Şarabın aroması adeta mango ve portakal reçeli gibi
Charmes Chambertin bir Grand Cru. Özel bir parsel. İnanılmaz yoğun ve kuru ekstrakt açısından zengin. Böyle bir şarabı en az 10 sene yıllandırmak gerekir. Daha önce açmak günah işlemek olur. Ne yapalım. Villa Mas’ta bu şarap 170 avro. Bizim sosyetik lokantalar dengesiz Türk şaraplarını ve yurtdışında 10 avroya bulunan süpermarket şaraplarını 300-400 TL’ye satıyorlar. Bu durumda biz de bile bile bu günahı işliyoruz.
Günah işleyen insanı cezalandırmak gerekir. Sömeliye de bizi cezalandırıyor. Bu kadar içmemize rağmen iki tatlı ile iki ayrı şarap getiriyor. Önce mandalina sorbe ve mango dilimleri ile tatlılandırılmış havuç mus. Onunla sunulan botirize yani “soylu küf” tarafından doğal şekilde kemirildiğinden şekeri yükselmiş tatlı şarap enfes. Chardonnay üzümünden. Caligo. Penedes apelasyonundan. Yani yöresel.
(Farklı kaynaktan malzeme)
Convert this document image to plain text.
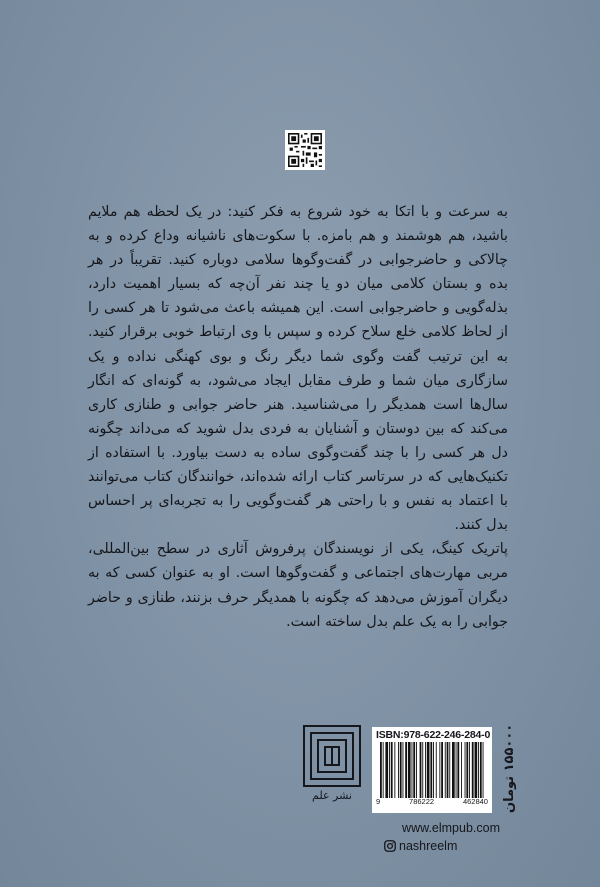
به سرعت و با اتکا به خود شروع به فکر کنید: در یک لحظه هم ملایم باشید، هم هوشمند و هم بامزه. با سکوت‌های ناشیانه وداع کرده و به چالاکی و حاضرجوابی در گفت‌وگوها سلامی دوباره کنید. تقریباً در هر بده و بستان کلامی میان دو یا چند نفر آن‌چه که بسیار اهمیت دارد، بذله‌گویی و حاضرجوابی است. این همیشه باعث می‌شود تا هر کسی را از لحاظ کلامی خلع سلاح کرده و سپس با وی ارتباط خوبی برقرار کنید. به این ترتیب گفت وگوی شما دیگر رنگ و بوی کهنگی نداده و یک سازگاری میان شما و طرف مقابل ایجاد می‌شود، به گونه‌ای که انگار سال‌ها است همدیگر را می‌شناسید. هنر حاضر جوابی و طنازی کاری می‌کند که بین دوستان و آشنایان به فردی بدل شوید که می‌داند چگونه دل هر کسی را با چند گفت‌وگوی ساده به دست بیاورد. با استفاده از تکنیک‌هایی که در سرتاسر کتاب ارائه شده‌اند، خوانندگان کتاب می‌توانند با اعتماد به نفس و با راحتی هر گفت‌وگویی را به تجربه‌ای پر احساس بدل کنند.

پاتریک کینگ، یکی از نویسندگان پرفروش آثاری در سطح بین‌المللی، مربی مهارت‌های اجتماعی و گفت‌وگوها است. او به عنوان کسی که به دیگران آموزش می‌دهد که چگونه با همدیگر حرف بزنند، طنازی و حاضر جوابی را به یک علم بدل ساخته است.

نشر علم
ISBN:978-622-246-284-0
9	786222	462840 ۱۵۵۰۰۰ تومان
www.elmpub.com
nashreelm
Şarabın aroması adeta mango ve portakal reçeli gibi. Tatlı ile örtüşüyor.
Bundan sonra çikolatalı bir tatlı geliyor. Bitter ve beyaz çikolatalı mus, beraberinde ise böğürtlen ve ahududu. Bununla İspanyolların meşhur Pedro Ximenex’i sunuluyor. Spinola adlı üreticiden. Bana Madeira’yi hatırlatan çok güzel fortifye şaraplar yapılır bu Pedro Ximenex’den. Burunda bitter çikolata yanında kavrulmuş ceviz-fındık aroması belirgin. Ama tatlıda ceviz yok.
Eh ne yapalım. Ben de yanımda bir tane getirdim. Üzerine çikolata sosu dökülmüş cevizli kabak tatlısı ile deneyeceğim!